背景
本文基于Spark 3.1.1
目前在做一些知识回顾的时候,发现了一些很有意思的事情,就是Spark UI中ShuffleExchangeExec 的dataSize和shuffle bytes written指标是不一样的,
那么在AQE阶段的时候,是以哪个指标来作为每个Task分区大小的参考呢
结论
先说结论 dataSzie
指标是 是存在内存中的UnsafeRow 的大小的总和,AQE阶段(规则OptimizeSkewedJoin/CoalesceShufflePartitions)用到判断分区是否倾斜或者合并分区的依据是来自于这个值,
而shuffle bytes written
指的是写入文件的字节数,会区分压缩和非压缩,如果在开启了压缩(也就是spark.shuffle.compress true)和未开启压缩的情况下,该值的大小是不一样的。
开启压缩如下:
未开启压缩如下:
先说杂谈
这两个指标的值都在 ShuffleExchangeExec
中:
case class ShuffleExchangeExec(
override val outputPartitioning: Partitioning,
child: SparkPlan,
shuffleOrigin: ShuffleOrigin = ENSURE_REQUIREMENTS)
extends ShuffleExchangeLike {
private lazy val writeMetrics =
SQLShuffleWriteMetricsReporter.createShuffleWriteMetrics(sparkContext)

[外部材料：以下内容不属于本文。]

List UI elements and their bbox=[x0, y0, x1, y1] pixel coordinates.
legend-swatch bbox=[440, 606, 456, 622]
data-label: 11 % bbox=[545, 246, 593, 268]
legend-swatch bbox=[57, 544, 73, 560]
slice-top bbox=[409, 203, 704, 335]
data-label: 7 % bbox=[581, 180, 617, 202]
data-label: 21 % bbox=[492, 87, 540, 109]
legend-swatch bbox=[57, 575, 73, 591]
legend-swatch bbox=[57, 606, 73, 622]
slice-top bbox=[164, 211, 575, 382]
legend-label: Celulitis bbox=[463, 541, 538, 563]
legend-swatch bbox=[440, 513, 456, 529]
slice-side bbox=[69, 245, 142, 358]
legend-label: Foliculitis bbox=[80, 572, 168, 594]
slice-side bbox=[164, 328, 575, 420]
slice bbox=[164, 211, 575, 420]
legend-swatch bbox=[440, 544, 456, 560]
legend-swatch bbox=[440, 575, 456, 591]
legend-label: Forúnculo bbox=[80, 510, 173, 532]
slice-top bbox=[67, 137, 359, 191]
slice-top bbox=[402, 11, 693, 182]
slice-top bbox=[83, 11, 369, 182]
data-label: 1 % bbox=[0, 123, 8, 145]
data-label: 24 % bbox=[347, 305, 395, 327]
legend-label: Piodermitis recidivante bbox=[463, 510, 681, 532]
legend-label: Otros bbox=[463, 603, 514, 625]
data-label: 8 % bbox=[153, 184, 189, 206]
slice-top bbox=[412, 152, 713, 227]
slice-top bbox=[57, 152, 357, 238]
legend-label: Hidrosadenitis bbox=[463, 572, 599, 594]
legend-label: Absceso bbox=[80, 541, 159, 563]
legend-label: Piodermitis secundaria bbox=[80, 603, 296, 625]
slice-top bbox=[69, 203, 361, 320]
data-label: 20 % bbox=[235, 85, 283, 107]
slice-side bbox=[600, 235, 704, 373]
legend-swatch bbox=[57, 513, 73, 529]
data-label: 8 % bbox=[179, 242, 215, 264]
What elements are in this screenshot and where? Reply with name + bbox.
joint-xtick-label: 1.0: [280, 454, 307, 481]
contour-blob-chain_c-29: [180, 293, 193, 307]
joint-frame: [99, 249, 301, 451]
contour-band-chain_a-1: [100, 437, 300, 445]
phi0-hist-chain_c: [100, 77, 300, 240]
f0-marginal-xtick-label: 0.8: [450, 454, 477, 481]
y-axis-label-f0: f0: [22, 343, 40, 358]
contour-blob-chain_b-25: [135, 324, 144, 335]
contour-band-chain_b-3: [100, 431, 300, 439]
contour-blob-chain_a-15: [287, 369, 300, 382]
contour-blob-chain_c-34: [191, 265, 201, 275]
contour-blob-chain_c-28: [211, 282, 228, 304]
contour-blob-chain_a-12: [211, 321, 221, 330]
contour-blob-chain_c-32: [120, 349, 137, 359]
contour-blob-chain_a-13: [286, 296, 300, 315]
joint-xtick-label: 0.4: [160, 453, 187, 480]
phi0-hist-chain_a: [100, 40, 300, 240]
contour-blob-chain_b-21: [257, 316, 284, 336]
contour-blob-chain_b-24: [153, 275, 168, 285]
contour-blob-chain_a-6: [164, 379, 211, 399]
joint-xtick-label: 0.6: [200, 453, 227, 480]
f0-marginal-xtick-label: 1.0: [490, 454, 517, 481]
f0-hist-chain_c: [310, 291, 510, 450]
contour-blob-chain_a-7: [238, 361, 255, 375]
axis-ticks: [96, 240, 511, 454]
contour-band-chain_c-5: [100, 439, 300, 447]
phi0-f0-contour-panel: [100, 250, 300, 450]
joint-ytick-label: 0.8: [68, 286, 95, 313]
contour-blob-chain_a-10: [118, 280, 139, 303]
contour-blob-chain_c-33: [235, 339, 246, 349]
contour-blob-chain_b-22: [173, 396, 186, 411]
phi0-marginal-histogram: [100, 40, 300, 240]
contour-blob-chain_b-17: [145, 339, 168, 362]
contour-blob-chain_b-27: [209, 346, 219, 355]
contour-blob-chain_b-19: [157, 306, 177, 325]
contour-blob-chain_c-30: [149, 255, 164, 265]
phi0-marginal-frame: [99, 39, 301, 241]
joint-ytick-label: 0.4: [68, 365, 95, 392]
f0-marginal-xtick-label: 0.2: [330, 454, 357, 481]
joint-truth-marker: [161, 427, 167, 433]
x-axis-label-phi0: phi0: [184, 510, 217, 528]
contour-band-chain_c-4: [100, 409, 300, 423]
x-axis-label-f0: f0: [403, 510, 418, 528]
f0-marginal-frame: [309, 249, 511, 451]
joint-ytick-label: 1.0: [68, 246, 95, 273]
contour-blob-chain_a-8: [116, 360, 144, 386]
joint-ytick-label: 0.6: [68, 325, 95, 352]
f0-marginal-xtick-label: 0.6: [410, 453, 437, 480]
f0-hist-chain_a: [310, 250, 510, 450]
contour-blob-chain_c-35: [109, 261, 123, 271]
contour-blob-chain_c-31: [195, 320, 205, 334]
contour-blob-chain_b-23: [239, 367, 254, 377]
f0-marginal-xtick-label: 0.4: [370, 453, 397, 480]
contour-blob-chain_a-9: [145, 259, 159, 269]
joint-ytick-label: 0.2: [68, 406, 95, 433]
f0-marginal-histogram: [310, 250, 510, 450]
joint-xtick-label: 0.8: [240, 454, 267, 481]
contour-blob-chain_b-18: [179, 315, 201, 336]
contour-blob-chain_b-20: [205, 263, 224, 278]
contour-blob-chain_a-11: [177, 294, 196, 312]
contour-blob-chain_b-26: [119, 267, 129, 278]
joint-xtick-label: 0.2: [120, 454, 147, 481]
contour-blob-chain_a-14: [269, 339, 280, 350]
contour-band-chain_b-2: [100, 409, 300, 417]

private[sql] lazy val readMetrics =
SQLShuffleReadMetricsReporter.createShuffleReadMetrics(sparkContext)
override lazy val metrics = Map(
"dataSize" -> SQLMetrics.createSizeMetric(sparkContext, "data size")
) ++ readMetrics ++ writeMetrics
dataSize指标来自于哪里
涉及到datasize的数据流是怎么样的如下,一切还是得从ShuffleMapTask
这个shuffle的起始操作讲起:
ShuffleMapTask
||
\/
runTask
||
\/
dep.shuffleWriterProcessor.write //这里的shuffleWriterProcessor是来自于 ShuffleExchangeExec中的createShuffleWriteProcessor
||
\/
writer.write() //这里是writer 是 UnsafeShuffleWriter类型的实例
||
\/
insertRecordIntoSorter
||
\/
UnsafeRowSerializerInstance.writeValue
||
\/
dataSize.add(row.getSizeInBytes)
这里的 row
是UnsafeRow
的实例,这样就获取到了实际内存中的每个分区的大小,
而ShuffleMapTask runTask 方法最终返回的是MapStatus
,而该MapStatus
最终是在UnsafeShuffleWriter的closeAndWriteOutput方法
中被赋值的:
void closeAndWriteOutput() throws IOException {
assert(sorter != null);
updatePeakMemoryUsed();
serBuffer = null;
serOutputStream = null;
final SpillInfo[] spills = sorter.closeAndGetSpills();
sorter = null;
final long[] partitionLengths;
try {
partitionLengths = mergeSpills(spills);
} finally {
for (SpillInfo spill : spills) {
if (spill.file.exists() && !spill.file.delete()) {
logger.error("Error while deleting spill file {}", spill.file.getPath());
}
}
}
mapStatus = MapStatus$.MODULE$.apply(
blockManager.shuffleServerId(), partitionLengths, mapId);
}
shuffle bytes written指标来自哪里
基本流程和dataSize
一样,还是来自于ShuffleMapTask
:
ShuffleMapTask
||
\/
runTask
||
\/
dep.shuffleWriterProcessor.write //这里的shuffleWriterProcessor是来自于 ShuffleExchangeExec中的createShuffleWriteProcessor
||
\/
writer.write() //这里是writer 是 UnsafeShuffleWriter类型的实例
||
\/
closeAndWriteOutput
||
\/
sorter.closeAndGetSpills() -> writeSortedFile -> writer.commitAndGet -> writeMetrics.incBytesWritten(committedPosition - reportedPosition) -> serializerManager.wrapStream(blockId, mcs) // 这里进行了压缩
||
\/
mergeSpills
||
\/
mergeSpillsUsingStandardWriter
||
\/
mergeSpillsWithFileStream -> writeMetrics.incBytesWritten(numBytesWritten)
||
\/
writeMetrics.decBytesWritten(spills[spills.length - 1].file.length())